Robert Ellis, an incoming 11th grader at Ucluelet Secondary School, was riding his mountain bike on the BMX track on July 26 when he hit a jump and landed nose-first on the track.

"I hit my head on the ground - things somewhat went black, then started coming back really fuzzy. I didn't think anything of it, started to sit up, and I was dizzy.

"I went to lay back again, but I couldn't move my neck and I couldn't lay all the way down," Ellis recalled. "At that point, I knew I'd broken something."

Fortunately for Ellis, he was wearing a full-face helmet. It sustained a crack on the side he landed on, and the visor broke.

His friend Levi went to the road and grabbed a passing tourist who stopped to help.

They took him home, and he sat down at the front door, where he told his worried mother that his neck was hurting.

An x-ray in Tofino left the doctor worried about what he couldn't ee, and Ellis was sent to Nanaimo for a CT scan.

"They told me my neck was broken," he said.

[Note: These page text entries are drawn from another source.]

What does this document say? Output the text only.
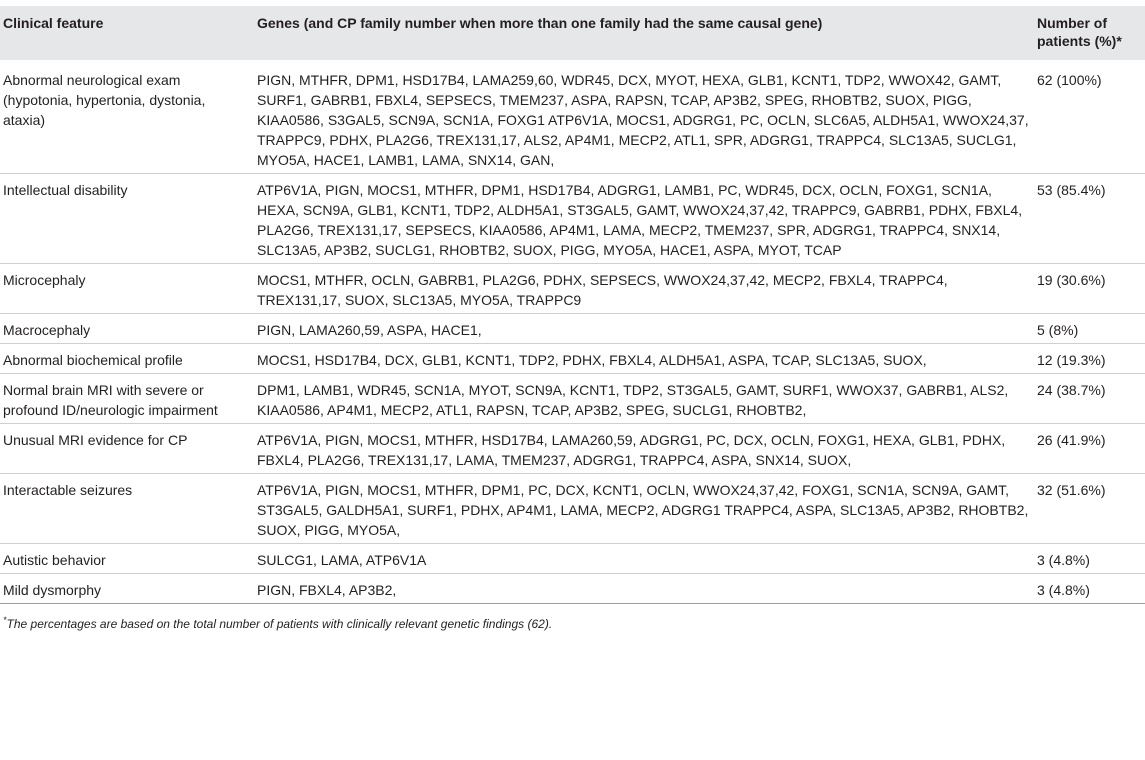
Clinical feature	Genes (and CP family number when more than one family had the same causal gene)	Number of patients (%)*
Abnormal neurological exam (hypotonia, hypertonia, dystonia, ataxia)	PIGN, MTHFR, DPM1, HSD17B4, LAMA259,60, WDR45, DCX, MYOT, HEXA, GLB1, KCNT1, TDP2, WWOX42, GAMT, SURF1, GABRB1, FBXL4, SEPSECS, TMEM237, ASPA, RAPSN, TCAP, AP3B2, SPEG, RHOBTB2, SUOX, PIGG, KIAA0586, S3GAL5, SCN9A, SCN1A, FOXG1 ATP6V1A, MOCS1, ADGRG1, PC, OCLN, SLC6A5, ALDH5A1, WWOX24,37, TRAPPC9, PDHX, PLA2G6, TREX131,17, ALS2, AP4M1, MECP2, ATL1, SPR, ADGRG1, TRAPPC4, SLC13A5, SUCLG1, MYO5A, HACE1, LAMB1, LAMA, SNX14, GAN,	62 (100%)
Intellectual disability	ATP6V1A, PIGN, MOCS1, MTHFR, DPM1, HSD17B4, ADGRG1, LAMB1, PC, WDR45, DCX, OCLN, FOXG1, SCN1A, HEXA, SCN9A, GLB1, KCNT1, TDP2, ALDH5A1, ST3GAL5, GAMT, WWOX24,37,42, TRAPPC9, GABRB1, PDHX, FBXL4, PLA2G6, TREX131,17, SEPSECS, KIAA0586, AP4M1, LAMA, MECP2, TMEM237, SPR, ADGRG1, TRAPPC4, SNX14, SLC13A5, AP3B2, SUCLG1, RHOBTB2, SUOX, PIGG, MYO5A, HACE1, ASPA, MYOT, TCAP	53 (85.4%)
Microcephaly	MOCS1, MTHFR, OCLN, GABRB1, PLA2G6, PDHX, SEPSECS, WWOX24,37,42, MECP2, FBXL4, TRAPPC4, TREX131,17, SUOX, SLC13A5, MYO5A, TRAPPC9	19 (30.6%)
Macrocephaly	PIGN, LAMA260,59, ASPA, HACE1,	5 (8%)
Abnormal biochemical profile	MOCS1, HSD17B4, DCX, GLB1, KCNT1, TDP2, PDHX, FBXL4, ALDH5A1, ASPA, TCAP, SLC13A5, SUOX,	12 (19.3%)
Normal brain MRI with severe or profound ID/neurologic impairment	DPM1, LAMB1, WDR45, SCN1A, MYOT, SCN9A, KCNT1, TDP2, ST3GAL5, GAMT, SURF1, WWOX37, GABRB1, ALS2, KIAA0586, AP4M1, MECP2, ATL1, RAPSN, TCAP, AP3B2, SPEG, SUCLG1, RHOBTB2,	24 (38.7%)
Unusual MRI evidence for CP	ATP6V1A, PIGN, MOCS1, MTHFR, HSD17B4, LAMA260,59, ADGRG1, PC, DCX, OCLN, FOXG1, HEXA, GLB1, PDHX, FBXL4, PLA2G6, TREX131,17, LAMA, TMEM237, ADGRG1, TRAPPC4, ASPA, SNX14, SUOX,	26 (41.9%)
Interactable seizures	ATP6V1A, PIGN, MOCS1, MTHFR, DPM1, PC, DCX, KCNT1, OCLN, WWOX24,37,42, FOXG1, SCN1A, SCN9A, GAMT, ST3GAL5, GALDH5A1, SURF1, PDHX, AP4M1, LAMA, MECP2, ADGRG1 TRAPPC4, ASPA, SLC13A5, AP3B2, RHOBTB2, SUOX, PIGG, MYO5A,	32 (51.6%)
Autistic behavior	SULCG1, LAMA, ATP6V1A	3 (4.8%)
Mild dysmorphy	PIGN, FBXL4, AP3B2,	3 (4.8%)
*The percentages are based on the total number of patients with clinically relevant genetic findings (62).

A broken C-2 vertebrae sent him to Victoria, where he spent a week and was fitted for a halo cast. The family was told he came within a hair's breadth of being paralyzed - or worse - had the break pinched his spinal cord.

How's he feeling? Lucky.

"I should technically be dead or in a wheelchair," he said.

His mother, Bernie Hebert, wants to get the word out about the importance of helmets for cycling safety.

"We have hopes of seeing about starting a helmet initiative to try to make sure kids have helmets and learn how to wear them properly," she said.

Ellis thanks his family, friends and medical personnel for their help and support.

His advice to cyclists is simple. "Wear a helmet."

Suzanne Ryles set up a CIBC fundraising account for Ellis' family to help with transport for medical followups with his neurosurgeon.